In conclusion, this paper lacks a clear statistical design and leaves the reader in the dark for much of the statistical analyses. There is little to comment on the validity of the tests because the tests used are not explicitly stated. Journals should try to have a statistician review each manuscript before publication to ascertain that there is at least significant detail to draw conclusions on the appropriateness of the test used, besides scientific peer review for the the validity of the experimentation and the data itself.


  1. I agree with your point that Student's t tests seem to be the catch-all test for scientists that don't understand statistics or what tests that they should use for their data. It surprises me how little statistics are in these papers that are getting published. You would think that journal editors or reviewers would be more strict about this considering that they would want to avoid possible retractions. Hopefully in the future, journals will require more rigorous statistical testing before accepting papers.

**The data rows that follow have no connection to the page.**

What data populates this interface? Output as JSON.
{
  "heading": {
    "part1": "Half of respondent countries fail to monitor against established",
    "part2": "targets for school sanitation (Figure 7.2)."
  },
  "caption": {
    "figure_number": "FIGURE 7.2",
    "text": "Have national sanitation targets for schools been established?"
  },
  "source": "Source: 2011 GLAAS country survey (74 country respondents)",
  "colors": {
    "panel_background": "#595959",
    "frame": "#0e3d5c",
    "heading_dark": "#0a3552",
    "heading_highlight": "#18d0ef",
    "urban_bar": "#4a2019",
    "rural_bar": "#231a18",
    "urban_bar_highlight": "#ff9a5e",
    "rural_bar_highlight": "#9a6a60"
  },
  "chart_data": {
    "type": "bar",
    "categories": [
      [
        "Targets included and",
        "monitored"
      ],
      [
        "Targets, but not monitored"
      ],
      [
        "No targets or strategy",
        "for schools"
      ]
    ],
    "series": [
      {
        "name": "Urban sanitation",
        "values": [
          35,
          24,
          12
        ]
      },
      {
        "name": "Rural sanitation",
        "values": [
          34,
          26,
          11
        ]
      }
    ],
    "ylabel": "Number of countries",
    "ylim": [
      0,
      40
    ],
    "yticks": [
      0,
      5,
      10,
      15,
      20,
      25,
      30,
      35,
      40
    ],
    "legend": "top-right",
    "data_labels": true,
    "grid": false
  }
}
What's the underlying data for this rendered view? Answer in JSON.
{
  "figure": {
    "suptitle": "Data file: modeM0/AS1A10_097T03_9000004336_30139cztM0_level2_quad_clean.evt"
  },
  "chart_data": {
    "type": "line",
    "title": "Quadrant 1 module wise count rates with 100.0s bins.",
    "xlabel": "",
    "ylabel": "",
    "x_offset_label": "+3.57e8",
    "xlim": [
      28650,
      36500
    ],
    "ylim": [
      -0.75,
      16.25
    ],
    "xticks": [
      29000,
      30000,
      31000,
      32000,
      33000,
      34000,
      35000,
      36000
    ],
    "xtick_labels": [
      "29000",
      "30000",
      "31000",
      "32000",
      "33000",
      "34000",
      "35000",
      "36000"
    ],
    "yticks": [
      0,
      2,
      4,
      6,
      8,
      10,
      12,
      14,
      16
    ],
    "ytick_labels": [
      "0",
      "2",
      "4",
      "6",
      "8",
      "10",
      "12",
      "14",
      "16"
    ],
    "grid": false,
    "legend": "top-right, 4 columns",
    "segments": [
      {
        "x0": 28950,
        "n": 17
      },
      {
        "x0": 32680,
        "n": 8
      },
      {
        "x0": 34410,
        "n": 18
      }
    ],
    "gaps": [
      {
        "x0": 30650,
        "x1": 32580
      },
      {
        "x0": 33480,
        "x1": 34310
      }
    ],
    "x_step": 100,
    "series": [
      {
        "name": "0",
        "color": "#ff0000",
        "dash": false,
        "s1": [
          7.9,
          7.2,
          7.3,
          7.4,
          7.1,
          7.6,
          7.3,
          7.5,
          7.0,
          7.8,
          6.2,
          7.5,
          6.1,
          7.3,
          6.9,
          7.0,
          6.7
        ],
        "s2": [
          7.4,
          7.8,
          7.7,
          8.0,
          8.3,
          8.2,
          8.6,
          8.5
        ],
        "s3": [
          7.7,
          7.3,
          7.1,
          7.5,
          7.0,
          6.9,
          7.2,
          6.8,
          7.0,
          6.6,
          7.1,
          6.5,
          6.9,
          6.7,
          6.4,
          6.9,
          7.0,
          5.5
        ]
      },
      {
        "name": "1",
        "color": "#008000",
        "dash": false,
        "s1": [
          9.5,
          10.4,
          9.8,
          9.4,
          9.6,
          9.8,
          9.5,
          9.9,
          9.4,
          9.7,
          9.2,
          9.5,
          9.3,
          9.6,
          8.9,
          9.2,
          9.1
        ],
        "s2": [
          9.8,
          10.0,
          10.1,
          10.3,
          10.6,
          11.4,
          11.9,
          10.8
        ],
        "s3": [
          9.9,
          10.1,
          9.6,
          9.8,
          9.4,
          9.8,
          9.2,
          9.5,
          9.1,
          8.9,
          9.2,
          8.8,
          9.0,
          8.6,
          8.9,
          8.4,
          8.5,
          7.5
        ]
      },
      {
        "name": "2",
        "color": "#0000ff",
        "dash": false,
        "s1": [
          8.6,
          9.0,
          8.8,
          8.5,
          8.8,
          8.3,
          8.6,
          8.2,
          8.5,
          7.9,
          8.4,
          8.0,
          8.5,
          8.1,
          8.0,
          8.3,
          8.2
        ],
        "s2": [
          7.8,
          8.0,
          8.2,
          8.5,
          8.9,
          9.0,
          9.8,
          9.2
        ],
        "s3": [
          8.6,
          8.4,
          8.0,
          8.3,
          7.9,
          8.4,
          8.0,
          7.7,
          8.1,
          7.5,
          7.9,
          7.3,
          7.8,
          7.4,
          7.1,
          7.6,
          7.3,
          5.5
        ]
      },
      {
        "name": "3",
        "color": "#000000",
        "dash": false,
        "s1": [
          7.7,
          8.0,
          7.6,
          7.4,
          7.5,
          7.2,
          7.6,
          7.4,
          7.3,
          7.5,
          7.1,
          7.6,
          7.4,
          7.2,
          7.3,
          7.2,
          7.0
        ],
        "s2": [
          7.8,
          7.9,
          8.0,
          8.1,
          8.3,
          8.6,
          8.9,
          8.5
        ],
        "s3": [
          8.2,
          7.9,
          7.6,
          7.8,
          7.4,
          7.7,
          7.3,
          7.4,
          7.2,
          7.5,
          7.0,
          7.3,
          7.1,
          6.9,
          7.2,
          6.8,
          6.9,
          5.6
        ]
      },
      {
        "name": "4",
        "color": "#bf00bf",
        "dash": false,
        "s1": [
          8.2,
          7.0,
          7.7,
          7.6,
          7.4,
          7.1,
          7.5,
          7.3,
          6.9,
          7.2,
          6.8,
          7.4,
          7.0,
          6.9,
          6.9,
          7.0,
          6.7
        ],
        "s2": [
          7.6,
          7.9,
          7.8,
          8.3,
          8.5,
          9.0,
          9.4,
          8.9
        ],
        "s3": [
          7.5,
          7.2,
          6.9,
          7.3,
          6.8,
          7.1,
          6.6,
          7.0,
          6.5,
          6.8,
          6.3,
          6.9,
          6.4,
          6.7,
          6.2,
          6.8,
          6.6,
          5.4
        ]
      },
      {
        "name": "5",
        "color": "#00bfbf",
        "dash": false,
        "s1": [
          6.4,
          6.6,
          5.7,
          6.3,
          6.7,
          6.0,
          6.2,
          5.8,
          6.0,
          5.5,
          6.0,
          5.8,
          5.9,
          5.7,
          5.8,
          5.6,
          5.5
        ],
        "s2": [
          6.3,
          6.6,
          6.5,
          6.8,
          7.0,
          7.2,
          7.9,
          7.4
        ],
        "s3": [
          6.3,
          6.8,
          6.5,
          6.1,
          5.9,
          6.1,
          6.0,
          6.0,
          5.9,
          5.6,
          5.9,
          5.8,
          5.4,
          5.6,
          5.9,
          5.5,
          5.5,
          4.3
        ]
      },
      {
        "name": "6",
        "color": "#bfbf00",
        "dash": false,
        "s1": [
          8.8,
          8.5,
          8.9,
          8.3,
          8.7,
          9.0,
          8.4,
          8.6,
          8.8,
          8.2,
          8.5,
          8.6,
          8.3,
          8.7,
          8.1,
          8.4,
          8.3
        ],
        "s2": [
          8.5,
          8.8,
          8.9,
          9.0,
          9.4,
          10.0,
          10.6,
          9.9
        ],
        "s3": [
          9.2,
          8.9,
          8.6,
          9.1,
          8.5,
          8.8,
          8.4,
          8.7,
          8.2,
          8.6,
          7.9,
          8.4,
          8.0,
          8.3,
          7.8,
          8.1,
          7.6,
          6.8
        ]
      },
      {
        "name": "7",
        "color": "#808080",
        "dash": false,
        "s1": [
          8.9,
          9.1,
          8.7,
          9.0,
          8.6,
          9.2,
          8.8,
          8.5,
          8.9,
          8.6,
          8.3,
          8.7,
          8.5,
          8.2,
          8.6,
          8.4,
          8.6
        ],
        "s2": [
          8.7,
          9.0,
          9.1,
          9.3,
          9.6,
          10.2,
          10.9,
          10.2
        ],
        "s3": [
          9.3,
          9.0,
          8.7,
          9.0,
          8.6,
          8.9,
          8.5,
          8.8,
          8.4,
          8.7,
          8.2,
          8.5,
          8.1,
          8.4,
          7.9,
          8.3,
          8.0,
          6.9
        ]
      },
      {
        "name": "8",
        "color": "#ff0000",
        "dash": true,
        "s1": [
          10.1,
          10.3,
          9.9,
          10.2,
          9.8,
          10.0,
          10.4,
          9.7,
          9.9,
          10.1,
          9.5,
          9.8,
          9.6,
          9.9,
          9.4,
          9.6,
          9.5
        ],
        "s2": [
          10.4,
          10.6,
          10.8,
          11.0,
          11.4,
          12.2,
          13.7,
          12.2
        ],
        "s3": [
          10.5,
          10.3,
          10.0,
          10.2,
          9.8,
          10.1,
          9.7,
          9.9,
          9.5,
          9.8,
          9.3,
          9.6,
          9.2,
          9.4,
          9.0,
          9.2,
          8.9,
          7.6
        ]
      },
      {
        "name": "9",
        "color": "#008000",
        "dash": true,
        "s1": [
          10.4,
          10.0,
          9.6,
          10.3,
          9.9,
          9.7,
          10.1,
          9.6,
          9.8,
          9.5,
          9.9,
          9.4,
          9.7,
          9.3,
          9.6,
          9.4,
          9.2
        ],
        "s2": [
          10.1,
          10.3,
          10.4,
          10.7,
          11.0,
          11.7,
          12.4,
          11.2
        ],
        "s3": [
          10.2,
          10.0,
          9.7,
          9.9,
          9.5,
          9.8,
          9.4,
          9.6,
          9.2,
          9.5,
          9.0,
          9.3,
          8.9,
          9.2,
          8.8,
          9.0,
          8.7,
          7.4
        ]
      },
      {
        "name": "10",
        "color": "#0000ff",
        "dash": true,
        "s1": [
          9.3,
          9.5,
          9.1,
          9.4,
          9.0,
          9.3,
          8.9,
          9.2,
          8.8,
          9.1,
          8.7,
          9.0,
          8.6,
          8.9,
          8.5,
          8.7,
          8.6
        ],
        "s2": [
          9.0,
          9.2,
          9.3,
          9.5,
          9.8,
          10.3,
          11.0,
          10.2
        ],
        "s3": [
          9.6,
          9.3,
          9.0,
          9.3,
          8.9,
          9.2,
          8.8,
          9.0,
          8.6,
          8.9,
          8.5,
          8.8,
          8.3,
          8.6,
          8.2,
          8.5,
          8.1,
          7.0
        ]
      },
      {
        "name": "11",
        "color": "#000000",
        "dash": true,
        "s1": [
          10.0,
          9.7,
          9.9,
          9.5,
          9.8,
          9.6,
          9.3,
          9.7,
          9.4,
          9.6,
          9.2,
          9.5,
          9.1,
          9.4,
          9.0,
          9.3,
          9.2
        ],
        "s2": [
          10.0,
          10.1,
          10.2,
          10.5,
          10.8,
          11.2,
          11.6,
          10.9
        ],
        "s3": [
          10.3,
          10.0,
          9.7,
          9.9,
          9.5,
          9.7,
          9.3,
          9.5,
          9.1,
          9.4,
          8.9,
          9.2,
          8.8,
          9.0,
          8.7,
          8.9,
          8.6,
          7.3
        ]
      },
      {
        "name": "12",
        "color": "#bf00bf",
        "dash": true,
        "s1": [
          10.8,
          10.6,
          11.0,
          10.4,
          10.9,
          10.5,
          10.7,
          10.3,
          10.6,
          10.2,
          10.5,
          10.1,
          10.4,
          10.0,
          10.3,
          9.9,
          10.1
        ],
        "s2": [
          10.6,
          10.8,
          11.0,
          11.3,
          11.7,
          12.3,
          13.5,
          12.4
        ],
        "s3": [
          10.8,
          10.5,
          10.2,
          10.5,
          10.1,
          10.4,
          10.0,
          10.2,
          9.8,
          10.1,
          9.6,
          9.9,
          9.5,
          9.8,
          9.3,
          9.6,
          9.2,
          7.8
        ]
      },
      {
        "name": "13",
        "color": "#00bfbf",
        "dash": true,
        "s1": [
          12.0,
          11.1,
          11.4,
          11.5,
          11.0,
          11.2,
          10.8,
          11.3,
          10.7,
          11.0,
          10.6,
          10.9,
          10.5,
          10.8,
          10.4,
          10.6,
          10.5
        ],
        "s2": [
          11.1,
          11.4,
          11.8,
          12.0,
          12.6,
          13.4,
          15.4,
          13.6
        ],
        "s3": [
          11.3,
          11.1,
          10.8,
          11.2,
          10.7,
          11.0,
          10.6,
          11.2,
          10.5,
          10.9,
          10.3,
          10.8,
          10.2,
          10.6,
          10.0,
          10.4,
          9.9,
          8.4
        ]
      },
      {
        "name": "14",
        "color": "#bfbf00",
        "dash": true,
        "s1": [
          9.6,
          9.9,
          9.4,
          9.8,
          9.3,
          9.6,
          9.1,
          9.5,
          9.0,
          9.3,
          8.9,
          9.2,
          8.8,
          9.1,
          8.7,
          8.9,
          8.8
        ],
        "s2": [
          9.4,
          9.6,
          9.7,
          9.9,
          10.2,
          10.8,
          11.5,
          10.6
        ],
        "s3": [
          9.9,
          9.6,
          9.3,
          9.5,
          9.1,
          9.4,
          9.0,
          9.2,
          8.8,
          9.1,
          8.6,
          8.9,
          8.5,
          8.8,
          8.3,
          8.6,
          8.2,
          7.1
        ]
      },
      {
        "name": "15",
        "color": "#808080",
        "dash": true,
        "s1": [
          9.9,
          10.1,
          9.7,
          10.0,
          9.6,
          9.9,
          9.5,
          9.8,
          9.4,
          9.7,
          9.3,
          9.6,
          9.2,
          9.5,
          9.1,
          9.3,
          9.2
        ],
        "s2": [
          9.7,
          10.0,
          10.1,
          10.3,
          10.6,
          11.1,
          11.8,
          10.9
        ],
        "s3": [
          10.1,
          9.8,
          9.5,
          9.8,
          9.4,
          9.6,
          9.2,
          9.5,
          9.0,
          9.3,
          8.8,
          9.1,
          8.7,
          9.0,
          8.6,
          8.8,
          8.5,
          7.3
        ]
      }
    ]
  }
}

  2. As someone who also reads a lot of immunology papers, something that catches my eye a lot is the broad definitions of "upregulation" and "downregulation" of biomarkers. A lot of the cutoffs for declaring a cell "positive" or "upregulated" have no rationale associated with them, and appear to be completely arbitrary or based on the data post-hoc, which introduces another level of bias to their conclusions.

    I have never seen a power analysis explained in any of the papers I've read as justification for animal numbers. The first time I heard about it was in a class on how to write a grant proposal, actually. I agree that including it in their paper would be useful.